Crumey is an exemplary model in this regard. His previous novels include Music in a foreign language (a Calvinoesque look at fiction and love); Pfitz; and D'Alembert's Principle (the latter two books in a loosely related triptych on memory, reason, and imagination concluded by this novel). In this novel there are echoes of these earlier works throughout, and their themes, and some of the characters and ideas, permeate this new novel. And like those previous works this novel is a Chinese box. This time there are three interlinking narratives - Mr Mee's own introduction to the internet and Rosier's Encyclopaedia; the story of two copyists that disturb Jean Jacques Rousseau's peaceful retreat (Ferrand and Minard, two characters referred to fleetingly in Rousseau's Confessions, that have something of man of Porlock of them); and the confession of an academic studying eighteenth century French fiction. The strands come together wonderfully.
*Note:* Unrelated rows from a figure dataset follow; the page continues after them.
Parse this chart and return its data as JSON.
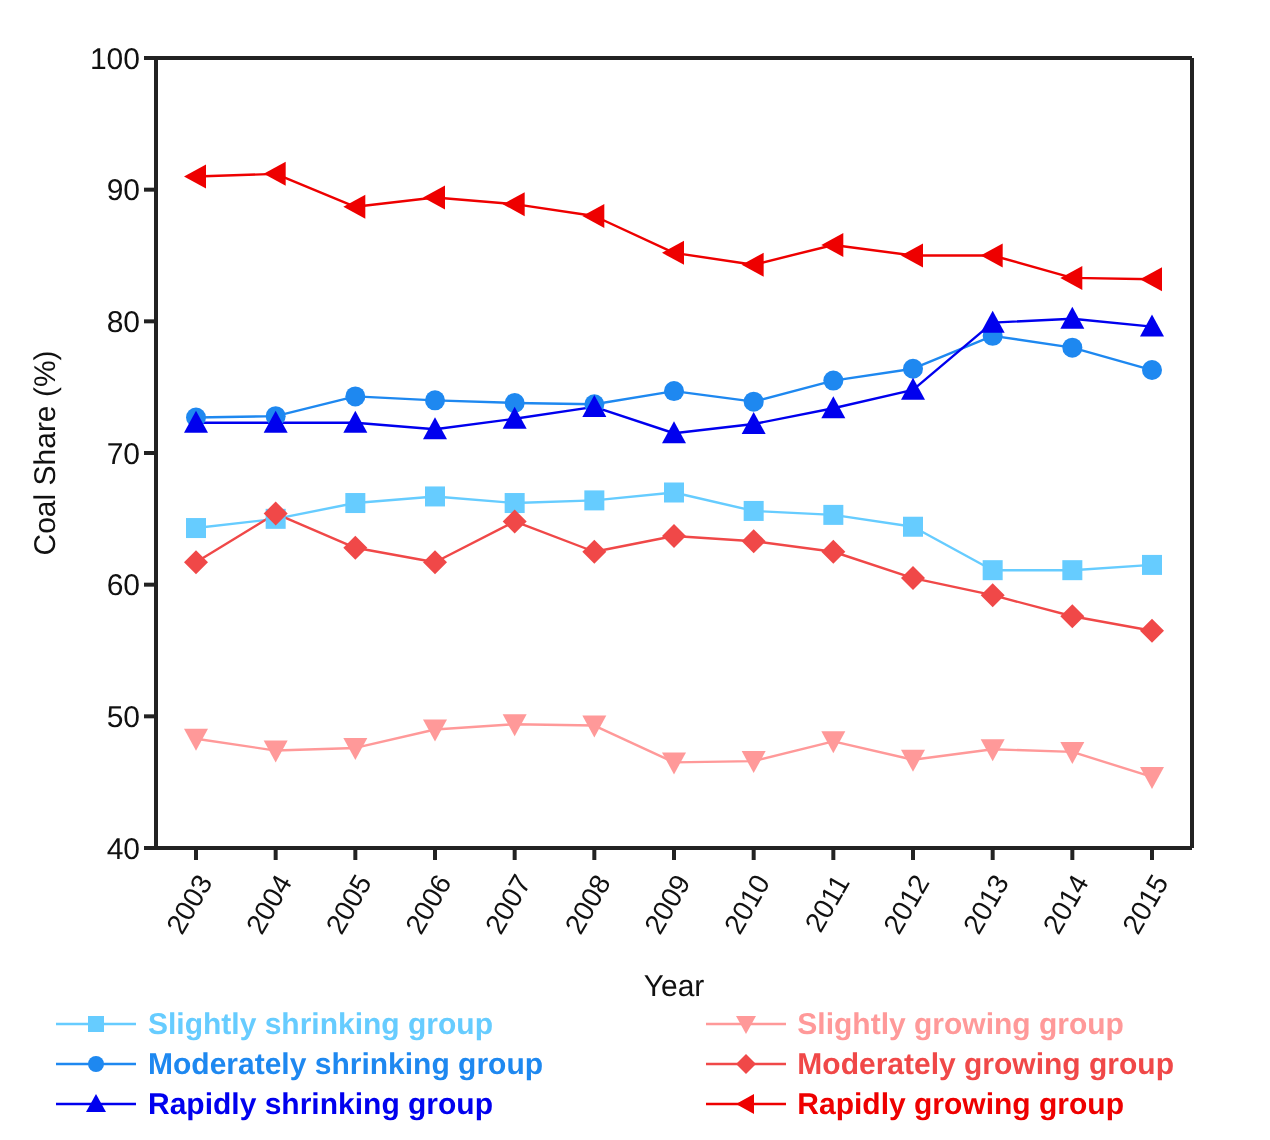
{
  "chart_data": {
    "type": "line",
    "xlabel": "Year",
    "ylabel": "Coal Share (%)",
    "categories": [
      "2003",
      "2004",
      "2005",
      "2006",
      "2007",
      "2008",
      "2009",
      "2010",
      "2011",
      "2012",
      "2013",
      "2014",
      "2015"
    ],
    "ylim": [
      40,
      100
    ],
    "yticks": [
      40,
      50,
      60,
      70,
      80,
      90,
      100
    ],
    "grid": false,
    "legend": "bottom",
    "line_style": "solid",
    "series": [
      {
        "name": "Slightly shrinking group",
        "color": "#66ccff",
        "marker": "square",
        "values": [
          64.3,
          65,
          66.2,
          66.7,
          66.2,
          66.4,
          67,
          65.6,
          65.3,
          64.4,
          61.1,
          61.1,
          61.5
        ]
      },
      {
        "name": "Moderately shrinking group",
        "color": "#1e88f0",
        "marker": "circle",
        "values": [
          72.7,
          72.8,
          74.3,
          74,
          73.8,
          73.7,
          74.7,
          73.9,
          75.5,
          76.4,
          78.9,
          78,
          76.3
        ]
      },
      {
        "name": "Rapidly shrinking group",
        "color": "#0000ee",
        "marker": "triangle",
        "values": [
          72.3,
          72.3,
          72.3,
          71.8,
          72.6,
          73.5,
          71.5,
          72.2,
          73.4,
          74.8,
          79.9,
          80.2,
          79.6
        ]
      },
      {
        "name": "Slightly growing group",
        "color": "#ff9999",
        "marker": "triangle-down",
        "values": [
          48.3,
          47.4,
          47.6,
          49,
          49.4,
          49.3,
          46.5,
          46.6,
          48.1,
          46.7,
          47.5,
          47.3,
          45.4
        ]
      },
      {
        "name": "Moderately growing group",
        "color": "#f04848",
        "marker": "diamond",
        "values": [
          61.7,
          65.4,
          62.8,
          61.7,
          64.8,
          62.5,
          63.7,
          63.3,
          62.5,
          60.5,
          59.2,
          57.6,
          56.5
        ]
      },
      {
        "name": "Rapidly growing group",
        "color": "#ee0000",
        "marker": "triangle-left",
        "values": [
          91,
          91.2,
          88.7,
          89.4,
          88.9,
          88,
          85.2,
          84.3,
          85.8,
          85,
          85,
          83.3,
          83.2
        ]
      }
    ]
  }
}
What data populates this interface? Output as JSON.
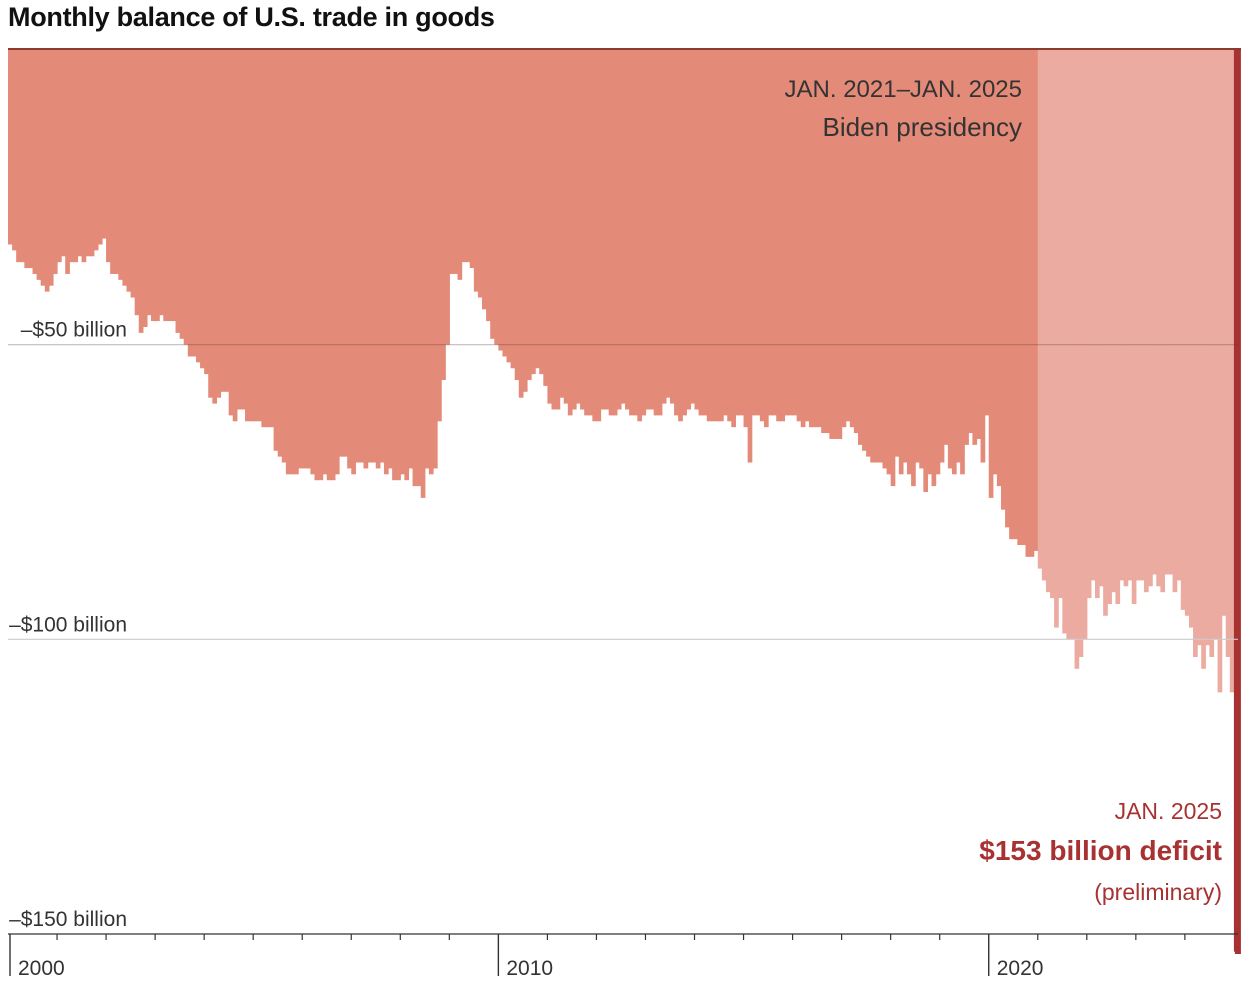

Crumey's fiction taps the rich source of eighteenth century French philosophical thinking (as well as modern variants). However, to refer to this gives a misleading impression of the novel. His work is clever, but his intellect is worn lightly. The novels set you thinking. But, most importantly, Andrew Crumey is very funny. Like his previous novels this is witty and charming.
Andrew Crumey gets better and better. I very much look forward to his next work.
The novel is distinguished by a complex intertextuality in which three separate narratives weave in and out of each other, connecting, confirming, contradicting. The first is the epistolary record of Mr. Mee, an elderly antiquarian in search of the elusive and possibly apocryphal Rosiers Encyclopedia. The second (and finest) of the three narratives chronicles the adventures of Ferrand and Minard, two bumbling characters who are forced to flee Paris after a commission to copy the Encyclopedia involves them in murder and conspiracy. The third concerns a literature professor's preoccupations with issues of memory and imagination as he contemplates seducing one of his students.
Although there are some distracting philosophical asides and some forced humor, Crumey manages to create a playfully inventive fiction that examines the intellectual legacy of the Enlightenment in light of information theory and quantum mechanics. If that sounds interesting to you, by all means proceed. If not, you'll be better off looking elsewhere.